Several major changes were made to the commodity title during Tuesday's closed door session according to Senate Agriculture Committee Chairman Tom Harkin, D-Iowa, and Senate Budget Committee Chairman Kent Conrad, D-N.D. Among the major changes, Harkin reported that an estimated 275,000 program acres nationwide could become eligible for planting non-program crops through two new, separate farm bill provisions.
The first provision would end farm program eligibility for landowners with 10 acres or less with crop base acres. Nationwide such small acreages account for a total of about 200,000 acres, Harkin said. Taking those base acres out of program eligibility resulted in a savings to help pay for the farm bill, but it will also mean the landowner can plant the acres to non-program crops such as organic crops, specialty and horticultural crops, or orchards.
Additionally, an agreement made Tuesday would authorize flexibility planting on a total of 75,000 acres divided in specified state programs. Farmers could plant non-program crops and forego their farm program payments in that crop year, under the provision. The provision would apply to 9,000 acres each in Illinois, Indiana, and Wisconsin; 1,000 acres in Iowa, 34,000 acres in Minnesota, and 4,000 acres in Ohio.
Program eligibility would be limited to those with non-farm, adjusted gross income of $500,000 or less. Farmers would begin to lose a percentage of their direct payments if their adjusted gross income rose above $950,000 a year. For each increment of $100,000 in additional AGI of farm income, the payment would be reduced by 10%.
In a first, Conrad says the AGI rules would also apply to conservation payments in the new farm bill.

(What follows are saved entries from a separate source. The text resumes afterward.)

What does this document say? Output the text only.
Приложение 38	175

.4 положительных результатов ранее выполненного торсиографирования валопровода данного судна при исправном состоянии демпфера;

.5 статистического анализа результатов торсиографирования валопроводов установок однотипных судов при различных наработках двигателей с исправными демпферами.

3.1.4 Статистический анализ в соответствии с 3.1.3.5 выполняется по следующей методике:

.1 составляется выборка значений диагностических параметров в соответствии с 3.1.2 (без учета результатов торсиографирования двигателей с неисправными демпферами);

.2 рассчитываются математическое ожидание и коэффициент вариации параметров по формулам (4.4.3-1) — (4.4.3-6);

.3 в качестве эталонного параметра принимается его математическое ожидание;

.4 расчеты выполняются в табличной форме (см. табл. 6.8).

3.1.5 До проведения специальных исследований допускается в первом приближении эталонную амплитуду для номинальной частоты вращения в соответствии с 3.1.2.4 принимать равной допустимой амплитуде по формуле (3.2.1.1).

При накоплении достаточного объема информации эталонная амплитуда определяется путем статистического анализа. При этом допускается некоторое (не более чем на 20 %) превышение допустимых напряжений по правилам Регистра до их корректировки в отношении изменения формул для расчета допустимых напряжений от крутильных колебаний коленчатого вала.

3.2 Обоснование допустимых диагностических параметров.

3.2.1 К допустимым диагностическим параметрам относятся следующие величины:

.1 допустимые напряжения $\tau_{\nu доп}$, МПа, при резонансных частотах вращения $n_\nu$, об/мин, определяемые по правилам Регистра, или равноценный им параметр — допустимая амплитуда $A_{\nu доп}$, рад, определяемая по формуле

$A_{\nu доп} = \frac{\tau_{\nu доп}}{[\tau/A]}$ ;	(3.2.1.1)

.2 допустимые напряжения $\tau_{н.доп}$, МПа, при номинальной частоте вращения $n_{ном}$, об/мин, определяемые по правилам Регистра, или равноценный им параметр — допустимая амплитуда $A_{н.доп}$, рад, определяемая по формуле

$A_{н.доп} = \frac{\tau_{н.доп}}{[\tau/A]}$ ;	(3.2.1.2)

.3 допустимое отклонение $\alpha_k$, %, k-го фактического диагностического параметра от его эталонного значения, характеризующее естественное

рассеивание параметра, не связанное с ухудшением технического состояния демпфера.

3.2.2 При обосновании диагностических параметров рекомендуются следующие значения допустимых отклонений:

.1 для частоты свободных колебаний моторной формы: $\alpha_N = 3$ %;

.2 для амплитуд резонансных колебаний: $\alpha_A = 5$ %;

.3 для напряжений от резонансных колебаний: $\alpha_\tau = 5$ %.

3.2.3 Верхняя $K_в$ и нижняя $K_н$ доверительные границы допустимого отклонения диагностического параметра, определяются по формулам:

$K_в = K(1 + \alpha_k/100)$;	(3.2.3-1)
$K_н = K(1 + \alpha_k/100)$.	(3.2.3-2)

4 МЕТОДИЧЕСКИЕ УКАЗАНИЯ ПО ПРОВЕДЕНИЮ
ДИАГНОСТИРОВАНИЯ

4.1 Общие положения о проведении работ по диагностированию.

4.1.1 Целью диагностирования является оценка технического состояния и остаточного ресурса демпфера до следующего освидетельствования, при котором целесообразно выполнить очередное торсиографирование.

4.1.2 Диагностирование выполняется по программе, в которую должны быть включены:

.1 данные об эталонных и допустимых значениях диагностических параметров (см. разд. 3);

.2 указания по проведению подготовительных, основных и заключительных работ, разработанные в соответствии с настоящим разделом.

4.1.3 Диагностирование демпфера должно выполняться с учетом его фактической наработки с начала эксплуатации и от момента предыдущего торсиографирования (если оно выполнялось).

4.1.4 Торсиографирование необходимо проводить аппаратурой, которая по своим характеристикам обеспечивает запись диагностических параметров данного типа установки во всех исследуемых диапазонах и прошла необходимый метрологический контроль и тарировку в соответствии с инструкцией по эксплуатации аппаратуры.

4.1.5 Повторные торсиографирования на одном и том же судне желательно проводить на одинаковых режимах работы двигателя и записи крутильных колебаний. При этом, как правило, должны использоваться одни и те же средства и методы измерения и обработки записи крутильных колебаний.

Additionally, Conrad reported that the President's demand to reform the "beneficial interest" of grain used to secure marketing loans had been addressed. He reported that instead of the price "being determined on a one-day sale, it would have to be on a 30-day rolling average" to prevent farmers from being able to make windfall profits as happened during the market disruptions caused by Hurricane Katrina.